For my whole education career I was praised for how smart I was because I memorized things quickly and could spit it back out “in my own words” even though I was saying the exact same thing. And then one day I wasn’t so smart anymore. College started and I realized that I was on the same level as everyone around me. I wasn’t “the smart one” like I’d been in my friend group back home. I was just another college student trying to stay awake through my 9AM and write my papers more than eight hours before they were due. My first semester at college I realized I was *gasp* average. Cue total identity crisis.
I’m not saying there’s anything wrong with being average. In fact, I’ve actually learned to enjoy it. Being on par with the people around me takes a lot of the pressure off. It doesn’t mean I stopped trying to succeed. The problem was that for 13 years I was “the smart kid.” That become my identity. I was the smart friend, the smart sibling, the person in class that other people asked for help. When I wasn’t that person anymore I didn’t know who I was. I think that’s the problem with how kids are raised these days. I was the smart kid. Some of my friends were art kids. Others were sports kids. I had one friend who was never anything but the pretty girl. Another who didn’t know how to be anything but funny. Why are we raising kids to think they can only be one thing? What happens when the art kid breaks his hand or the sports kid faces a career ending injury at 19? Who are they?

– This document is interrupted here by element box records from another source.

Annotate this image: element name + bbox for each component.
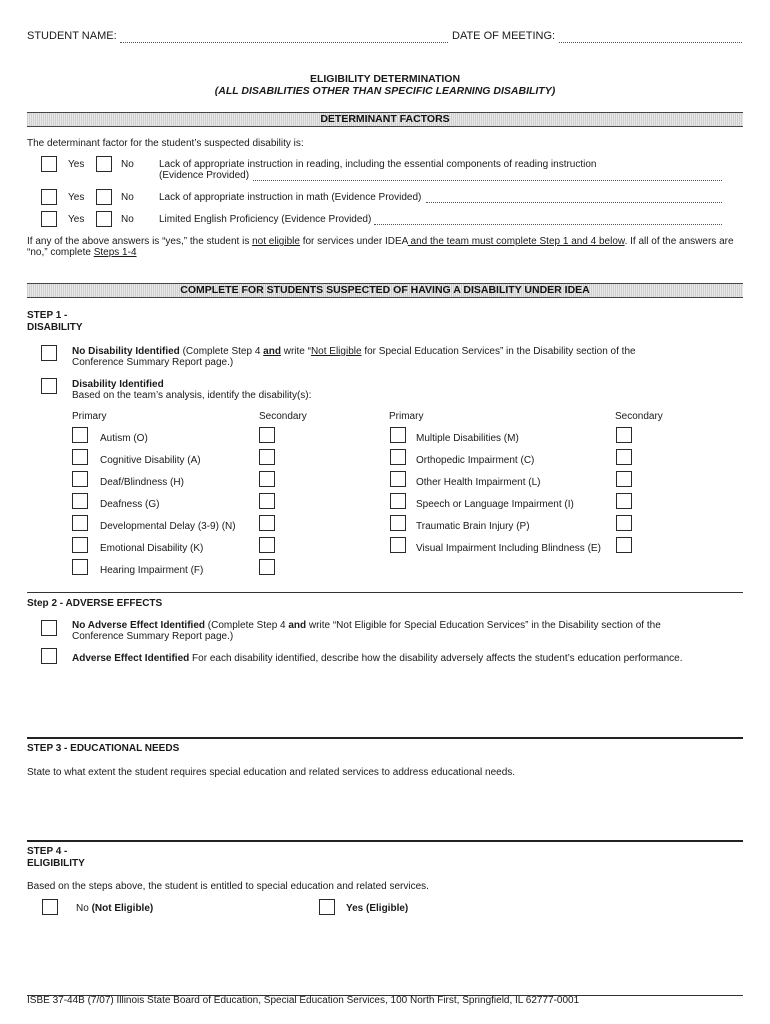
secondary-header-right: Secondary [615,411,663,422]
q3-yes-checkbox[interactable] [41,211,57,227]
complete-idea-title: COMPLETE FOR STUDENTS SUSPECTED OF HAVING A DISABILITY UNDER IDEA [180,284,590,296]
right-primary-checkbox[interactable] [390,449,406,465]
no-adverse-effect-checkbox[interactable] [41,620,57,636]
left-disability-label: Developmental Delay (3-9) (N) [100,521,236,532]
left-secondary-checkbox[interactable] [259,449,275,465]
no-disability-text: No Disability Identified (Complete Step 4 and write “Not Eligible for Special Education Services” in the Disability section of the [72,346,636,357]
right-primary-checkbox[interactable] [390,537,406,553]
q1-yes-label: Yes [68,159,85,170]
q3-evidence-field[interactable] [374,224,722,225]
step4-text: Based on the steps above, the student is entitled to special education and related services. [27,881,429,892]
left-primary-checkbox[interactable] [72,537,88,553]
primary-header-right: Primary [389,411,424,422]
right-primary-checkbox[interactable] [390,471,406,487]
right-primary-checkbox[interactable] [390,493,406,509]
q3-text: Limited English Proficiency (Evidence Provided) [159,214,372,225]
q2-yes-label: Yes [68,192,85,203]
date-of-meeting-label: DATE OF MEETING: [452,30,556,42]
left-secondary-checkbox[interactable] [259,493,275,509]
q3-no-checkbox[interactable] [96,211,112,227]
determinant-factors-title: DETERMINANT FACTORS [320,113,450,125]
left-secondary-checkbox[interactable] [259,471,275,487]
determinant-factors-bar [27,112,743,127]
left-disability-label: Deaf/Blindness (H) [100,477,184,488]
step4-divider [27,840,743,842]
q1-text: Lack of appropriate instruction in reading, including the essential components of reading instruction [159,159,597,170]
q3-yes-label: Yes [68,214,85,225]
q2-evidence-field[interactable] [426,202,722,203]
disability-identified-checkbox[interactable] [41,378,57,394]
right-disability-label: Other Health Impairment (L) [416,477,541,488]
student-name-label: STUDENT NAME: [27,30,117,42]
disability-identified-text: Based on the team’s analysis, identify the disability(s): [72,390,312,401]
left-primary-checkbox[interactable] [72,493,88,509]
step4-subtitle: ELIGIBILITY [27,858,85,869]
right-disability-label: Visual Impairment Including Blindness (E) [416,543,601,554]
right-secondary-checkbox[interactable] [616,515,632,531]
step1-title: STEP 1 - [27,310,68,321]
right-primary-checkbox[interactable] [390,515,406,531]
no-disability-text-line2: Conference Summary Report page.) [72,357,234,368]
determinant-note-line2: “no,” complete Steps 1-4 [27,247,137,258]
right-primary-checkbox[interactable] [390,427,406,443]
left-disability-label: Autism (O) [100,433,148,444]
date-of-meeting-field[interactable] [559,42,742,43]
q1-text-line2: (Evidence Provided) [159,170,250,181]
eligible-label: Yes (Eligible) [346,903,409,914]
right-disability-label: Multiple Disabilities (M) [416,433,519,444]
left-primary-checkbox[interactable] [72,515,88,531]
left-secondary-checkbox[interactable] [259,515,275,531]
q2-text: Lack of appropriate instruction in math (Evidence Provided) [159,192,422,203]
not-eligible-label: No (Not Eligible) [76,903,154,914]
left-disability-label: Hearing Impairment (F) [100,565,204,576]
right-secondary-checkbox[interactable] [616,493,632,509]
left-secondary-checkbox[interactable] [259,537,275,553]
step3-title: STEP 3 - EDUCATIONAL NEEDS [27,743,180,754]
student-name-field[interactable] [120,42,448,43]
not-eligible-checkbox[interactable] [42,899,58,915]
right-disability-label: Orthopedic Impairment (C) [416,455,535,466]
primary-header-left: Primary [72,411,107,422]
left-primary-checkbox[interactable] [72,449,88,465]
step3-text: State to what extent the student requires special education and related services to address educational needs. [27,767,516,778]
secondary-header-left: Secondary [259,411,307,422]
q3-no-label: No [121,214,134,225]
q1-yes-checkbox[interactable] [41,156,57,172]
left-primary-checkbox[interactable] [72,427,88,443]
left-disability-label: Emotional Disability (K) [100,543,204,554]
adverse-effect-text: Adverse Effect Identified For each disability identified, describe how the disability adversely affects the student’s education performance. [72,653,683,664]
right-secondary-checkbox[interactable] [616,427,632,443]
q1-evidence-field[interactable] [253,180,722,181]
disability-identified-label: Disability Identified [72,379,164,390]
q2-no-checkbox[interactable] [96,189,112,205]
step4-title: STEP 4 - [27,846,68,857]
q1-no-checkbox[interactable] [96,156,112,172]
q1-no-label: No [121,159,134,170]
no-adverse-effect-text: No Adverse Effect Identified (Complete Step 4 and write “Not Eligible for Special Education Services” in the Disability section of the [72,620,661,631]
determinant-note: If any of the above answers is “yes,” the student is not eligible for services under IDEA and the team must complete Step 1 and 4 below. If all of the answers are [27,236,734,247]
left-secondary-checkbox[interactable] [259,559,275,575]
step1-subtitle: DISABILITY [27,322,83,333]
left-disability-label: Cognitive Disability (A) [100,455,201,466]
right-secondary-checkbox[interactable] [616,449,632,465]
left-primary-checkbox[interactable] [72,471,88,487]
q2-yes-checkbox[interactable] [41,189,57,205]
step2-divider [27,592,743,593]
no-disability-checkbox[interactable] [41,345,57,361]
footer-text: ISBE 37-44B (7/07) Illinois State Board of Education, Special Education Services, 100 North First, Springfield, IL 62777-0001 [27,995,580,1006]
step3-divider [27,737,743,739]
step2-title: Step 2 - ADVERSE EFFECTS [27,598,163,609]
right-disability-label: Speech or Language Impairment (I) [416,499,574,510]
determinant-intro: The determinant factor for the student’s suspected disability is: [27,138,304,149]
right-secondary-checkbox[interactable] [616,471,632,487]
right-secondary-checkbox[interactable] [616,537,632,553]
right-disability-label: Traumatic Brain Injury (P) [416,521,530,532]
eligible-checkbox[interactable] [319,899,335,915]
form-title: ELIGIBILITY DETERMINATION [309,73,461,85]
no-adverse-effect-text-line2: Conference Summary Report page.) [72,631,234,642]
q2-no-label: No [121,192,134,203]
form-subtitle: (ALL DISABILITIES OTHER THAN SPECIFIC LEARNING DISABILITY) [214,85,556,97]
left-disability-label: Deafness (G) [100,499,160,510]
left-secondary-checkbox[interactable] [259,427,275,443]
adverse-effect-checkbox[interactable] [41,648,57,664]
left-primary-checkbox[interactable] [72,559,88,575]
complete-idea-bar [27,283,743,298]
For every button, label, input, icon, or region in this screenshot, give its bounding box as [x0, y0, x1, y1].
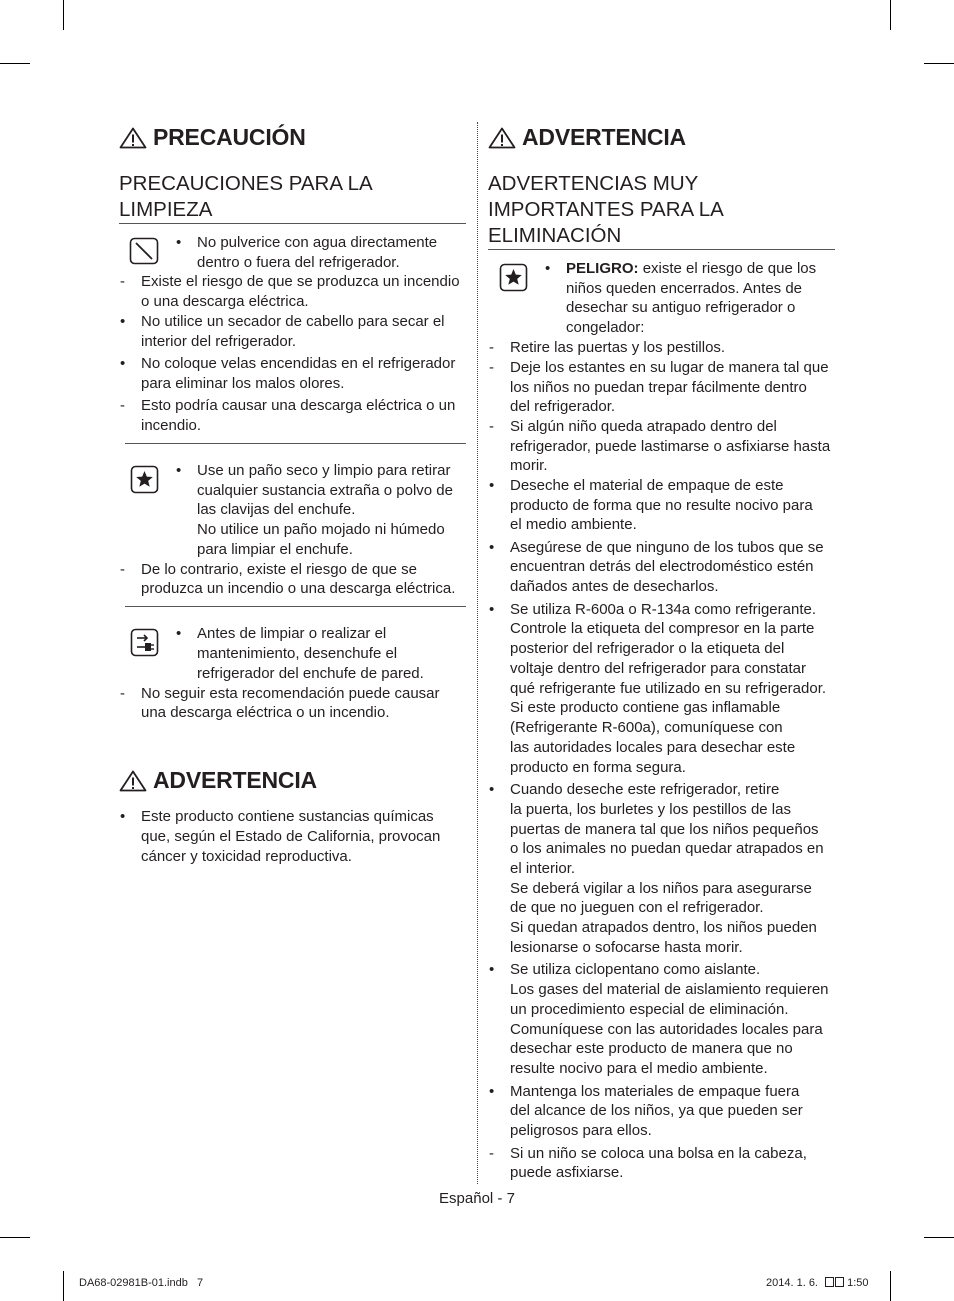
heading-rule: [119, 223, 466, 224]
bullet-marker: •: [489, 601, 495, 618]
dash-marker: -: [489, 339, 494, 356]
list-item: Si quedan atrapados dentro, los niños pueden: [510, 919, 817, 936]
list-item: No utilice un secador de cabello para secar el: [141, 313, 445, 330]
list-item: dentro o fuera del refrigerador.: [197, 254, 400, 271]
unplug-icon: [130, 628, 159, 657]
crop-mark: [63, 0, 64, 30]
list-item: mantenimiento, desenchufe el: [197, 645, 398, 662]
print-date: 2014. 1. 6.: [766, 1277, 818, 1289]
list-item: que, según el Estado de California, provocan: [141, 828, 441, 845]
dash-marker: -: [120, 397, 125, 414]
list-item: cáncer y toxicidad reproductiva.: [141, 848, 352, 865]
list-item: Use un paño seco y limpio para retirar: [197, 462, 451, 479]
disposal-heading: [488, 171, 724, 249]
list-item: puertas de manera tal que los niños pequeños: [510, 821, 819, 838]
list-item: las autoridades locales para desechar este: [510, 739, 796, 756]
bullet-marker: •: [120, 313, 126, 330]
crop-mark: [924, 1237, 954, 1238]
list-item: Asegúrese de que ninguno de los tubos que se: [510, 539, 824, 556]
list-item: dañados antes de desecharlos.: [510, 578, 719, 595]
crop-mark: [0, 1237, 30, 1238]
list-item: voltaje dentro del refrigerador para constatar: [510, 660, 807, 677]
heading-line: ELIMINACIÓN: [488, 224, 622, 247]
note-item: morir.: [510, 457, 548, 474]
bullet-marker: •: [120, 808, 126, 825]
list-item: (Refrigerante R-600a), comuníquese con: [510, 719, 783, 736]
list-item: lesionarse o sofocarse hasta morir.: [510, 939, 743, 956]
section-rule: [125, 443, 466, 444]
note-item: o una descarga eléctrica.: [141, 293, 309, 310]
note-item: Si un niño se coloca una bolsa en la cabeza,: [510, 1145, 807, 1162]
list-item: Si este producto contiene gas inflamable: [510, 699, 781, 716]
crop-mark: [0, 63, 30, 64]
list-item: congelador:: [566, 319, 645, 336]
list-item: del alcance de los niños, ya que pueden ser: [510, 1102, 803, 1119]
note-item: los niños no puedan trepar fácilmente dentro: [510, 379, 807, 396]
list-item: desechar su antiguo refrigerador o: [566, 299, 796, 316]
list-item: o los animales no puedan quedar atrapados en: [510, 840, 824, 857]
list-item: desechar este producto de manera que no: [510, 1040, 793, 1057]
star-icon: [130, 465, 159, 494]
list-item: Cuando deseche este refrigerador, retire: [510, 781, 780, 798]
no-spray-icon: [129, 237, 159, 265]
list-item: Mantenga los materiales de empaque fuera: [510, 1083, 800, 1100]
list-item: posterior del refrigerador o la etiqueta del: [510, 640, 785, 657]
list-item: Este producto contiene sustancias químicas: [141, 808, 434, 825]
heading-line: PRECAUCIONES PARA LA: [119, 172, 373, 195]
warning-title: [119, 767, 317, 794]
crop-mark: [890, 0, 891, 30]
column-divider: [477, 122, 478, 1184]
note-item: una descarga eléctrica o un incendio.: [141, 704, 390, 721]
note-item: del refrigerador.: [510, 398, 616, 415]
bullet-marker: •: [120, 355, 126, 372]
note-item: Si algún niño queda atrapado dentro del: [510, 418, 777, 435]
warning-title: [488, 124, 686, 151]
list-item: Los gases del material de aislamiento requieren: [510, 981, 829, 998]
warning-triangle-icon: [119, 770, 147, 792]
dash-marker: -: [120, 273, 125, 290]
list-item: qué refrigerante fue utilizado en su refrigerador.: [510, 680, 827, 697]
bullet-marker: •: [489, 1083, 495, 1100]
list-item: Comuníquese con las autoridades locales para: [510, 1021, 823, 1038]
crop-mark: [63, 1271, 64, 1301]
danger-label: PELIGRO:: [566, 260, 639, 277]
list-item: para limpiar el enchufe.: [197, 541, 353, 558]
bullet-marker: •: [489, 961, 495, 978]
print-time: 1:50: [847, 1277, 869, 1289]
page-number: Español - 7: [439, 1190, 515, 1207]
bullet-marker: •: [489, 539, 495, 556]
star-icon: [499, 263, 528, 292]
cleaning-heading: [119, 171, 373, 223]
note-item: Esto podría causar una descarga eléctrica o un: [141, 397, 456, 414]
missing-glyph-icon: [825, 1277, 834, 1287]
print-timestamp: [766, 1277, 869, 1289]
list-item: un procedimiento especial de eliminación.: [510, 1001, 789, 1018]
dash-marker: -: [120, 561, 125, 578]
note-item: Deje los estantes en su lugar de manera tal que: [510, 359, 829, 376]
list-item: refrigerador del enchufe de pared.: [197, 665, 424, 682]
list-item: No utilice un paño mojado ni húmedo: [197, 521, 445, 538]
note-item: No seguir esta recomendación puede causar: [141, 685, 440, 702]
dash-marker: -: [489, 359, 494, 376]
caution-title: [119, 124, 306, 151]
list-item: el medio ambiente.: [510, 516, 637, 533]
bullet-marker: •: [545, 260, 551, 277]
note-item: refrigerador, puede lastimarse o asfixiarse hasta: [510, 438, 831, 455]
bullet-marker: •: [176, 234, 182, 251]
note-item: Retire las puertas y los pestillos.: [510, 339, 726, 356]
crop-mark: [890, 1271, 891, 1301]
list-item: las clavijas del enchufe.: [197, 501, 356, 518]
list-item: No coloque velas encendidas en el refrigerador: [141, 355, 456, 372]
note-item: incendio.: [141, 417, 202, 434]
list-item: el interior.: [510, 860, 576, 877]
bullet-marker: •: [176, 625, 182, 642]
bullet-marker: •: [489, 477, 495, 494]
dash-marker: -: [489, 418, 494, 435]
list-item: Deseche el material de empaque de este: [510, 477, 784, 494]
list-item: producto en forma segura.: [510, 759, 686, 776]
list-item: Se utiliza ciclopentano como aislante.: [510, 961, 761, 978]
warning-title-text: ADVERTENCIA: [153, 767, 317, 793]
list-item: No pulverice con agua directamente: [197, 234, 438, 251]
missing-glyph-icon: [835, 1277, 844, 1287]
file-name: DA68-02981B-01.indb 7: [79, 1277, 204, 1289]
heading-line: LIMPIEZA: [119, 198, 213, 221]
list-item: interior del refrigerador.: [141, 333, 297, 350]
list-item: de que no jueguen con el refrigerador.: [510, 899, 764, 916]
bullet-marker: •: [489, 781, 495, 798]
warning-triangle-icon: [488, 127, 516, 149]
list-item: peligrosos para ellos.: [510, 1122, 652, 1139]
crop-mark: [924, 63, 954, 64]
warning-title-text: ADVERTENCIA: [522, 124, 686, 150]
list-item: Antes de limpiar o realizar el: [197, 625, 387, 642]
list-item: encuentran detrás del electrodoméstico estén: [510, 558, 814, 575]
list-item: niños queden encerrados. Antes de: [566, 280, 803, 297]
note-item: De lo contrario, existe el riesgo de que se: [141, 561, 417, 578]
warning-triangle-icon: [119, 127, 147, 149]
caution-title-text: PRECAUCIÓN: [153, 124, 306, 150]
section-rule: [125, 606, 466, 607]
list-item: producto de forma que no resulte nocivo para: [510, 497, 813, 514]
note-item: puede asfixiarse.: [510, 1164, 624, 1181]
heading-rule: [488, 249, 835, 250]
list-item: Se deberá vigilar a los niños para asegurarse: [510, 880, 812, 897]
heading-line: ADVERTENCIAS MUY: [488, 172, 699, 195]
bullet-marker: •: [176, 462, 182, 479]
list-item: para eliminar los malos olores.: [141, 375, 345, 392]
note-item: produzca un incendio o una descarga eléctrica.: [141, 580, 456, 597]
note-item: Existe el riesgo de que se produzca un incendio: [141, 273, 460, 290]
list-item: Controle la etiqueta del compresor en la parte: [510, 620, 815, 637]
dash-marker: -: [489, 1145, 494, 1162]
list-item: la puerta, los burletes y los pestillos de las: [510, 801, 791, 818]
list-item: resulte nocivo para el medio ambiente.: [510, 1060, 768, 1077]
list-item: cualquier sustancia extraña o polvo de: [197, 482, 453, 499]
danger-line: [566, 259, 816, 279]
danger-text: existe el riesgo de que los: [642, 260, 817, 277]
heading-line: IMPORTANTES PARA LA: [488, 198, 724, 221]
list-item: Se utiliza R-600a o R-134a como refrigerante.: [510, 601, 816, 618]
dash-marker: -: [120, 685, 125, 702]
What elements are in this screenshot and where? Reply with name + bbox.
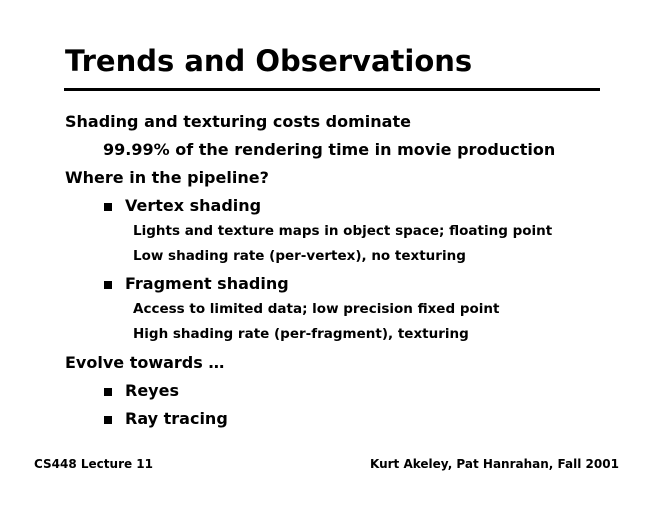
item-fragment-shading: Fragment shading [125, 274, 289, 293]
item-vertex-shading: Vertex shading [125, 196, 262, 215]
square-bullet-icon [104, 416, 112, 424]
item-fragment-access: Access to limited data; low precision fixed point [133, 301, 500, 317]
square-bullet-icon [104, 203, 112, 211]
footer-authors: Kurt Akeley, Pat Hanrahan, Fall 2001 [370, 457, 619, 471]
item-fragment-rate: High shading rate (per-fragment), texturing [133, 326, 469, 342]
item-shading-costs: Shading and texturing costs dominate [65, 112, 411, 131]
footer-course: CS448 Lecture 11 [34, 457, 154, 471]
item-evolve-towards: Evolve towards … [65, 353, 225, 372]
title-divider [64, 88, 600, 91]
square-bullet-icon [104, 281, 112, 289]
item-vertex-rate: Low shading rate (per-vertex), no texturing [133, 248, 466, 264]
item-vertex-lights: Lights and texture maps in object space; floating point [133, 223, 553, 239]
item-render-time: 99.99% of the rendering time in movie production [103, 140, 556, 159]
item-reyes: Reyes [125, 381, 179, 400]
item-ray-tracing: Ray tracing [125, 409, 228, 428]
square-bullet-icon [104, 388, 112, 396]
item-where-pipeline: Where in the pipeline? [65, 168, 269, 187]
slide-title: Trends and Observations [65, 44, 473, 78]
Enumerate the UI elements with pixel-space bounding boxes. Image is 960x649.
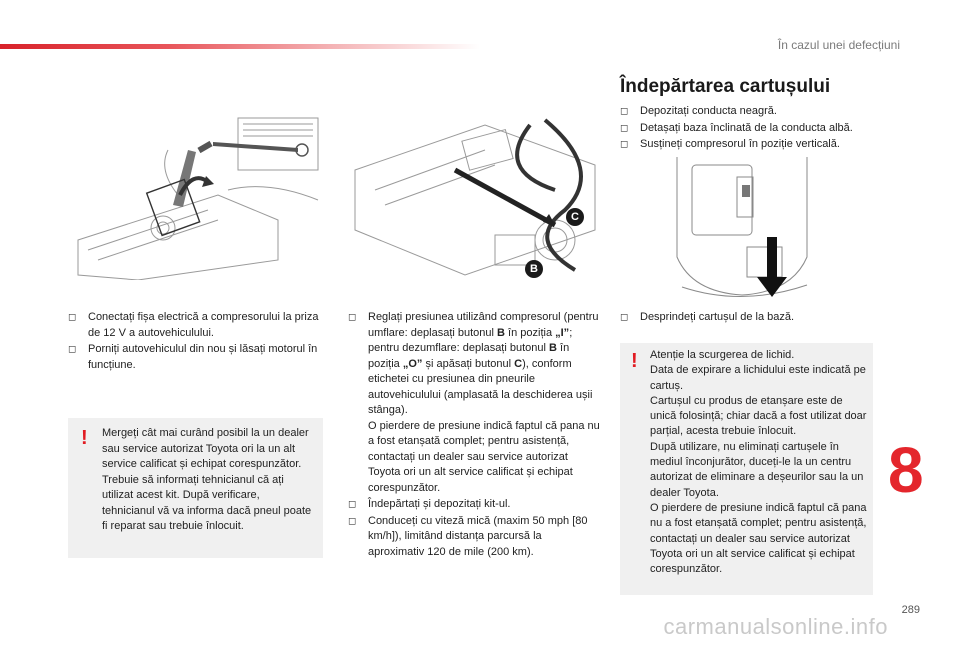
checkbox-bullet-icon: ◻ [620, 106, 629, 117]
checkbox-bullet-icon: ◻ [620, 312, 629, 323]
column-1 [68, 310, 323, 374]
list-item [68, 310, 323, 341]
column-2 [348, 310, 600, 561]
list-item-text: Depozitați conducta neagră. [640, 105, 777, 117]
list-item-text: Detașați baza înclinată de la conducta albă. [640, 121, 853, 134]
label-b-text: B [530, 263, 538, 275]
position-i-ref: „I” [555, 326, 570, 339]
button-c-ref: C [514, 357, 523, 370]
label-c-text: C [571, 211, 579, 223]
chapter-number: 8 [888, 434, 924, 506]
column-3-steps [620, 104, 880, 154]
button-b-ref: B [497, 326, 505, 339]
list-item-text: Desprindeți cartușul de la bază. [640, 311, 795, 323]
list-item-text: Conduceți cu viteză mică (maxim 50 mph [80 km/h]), limitând distanța parcursă la aproximativ 120 de mile (200 km). [368, 514, 588, 558]
warning-text: Mergeți cât mai curând posibil la un dealer sau service autorizat Toyota ori la un alt service calificat și echipat corespunzător. Trebuie să informați tehnicianul că ați utilizat acest kit. După verificare, tehnicianul vă va informa dacă pneul poate fi reparat sau trebuie înlocuit. [102, 427, 312, 532]
checkbox-bullet-icon: ◻ [68, 344, 77, 355]
list-item [620, 137, 880, 153]
label-b-icon [525, 260, 543, 278]
checkbox-bullet-icon: ◻ [620, 122, 629, 134]
checkbox-bullet-icon: ◻ [348, 515, 357, 527]
page-number: 289 [901, 604, 920, 616]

Walt Whitman once said, “Do I contradict myself? Very well, then I contradict myself, I am large, I contain multitudes.” Don’t be one thing. Be everything. If you’re smart then by all means study and read and learn everything you can. But also find music you love and understand the basics of football and practice painting, just for fun on a rainy day. Maybe being the smart kid didn’t actually ruin my life, but it did make me learn to be more than just one aspect of myself. Nobody is just one thing. You contain multitudes.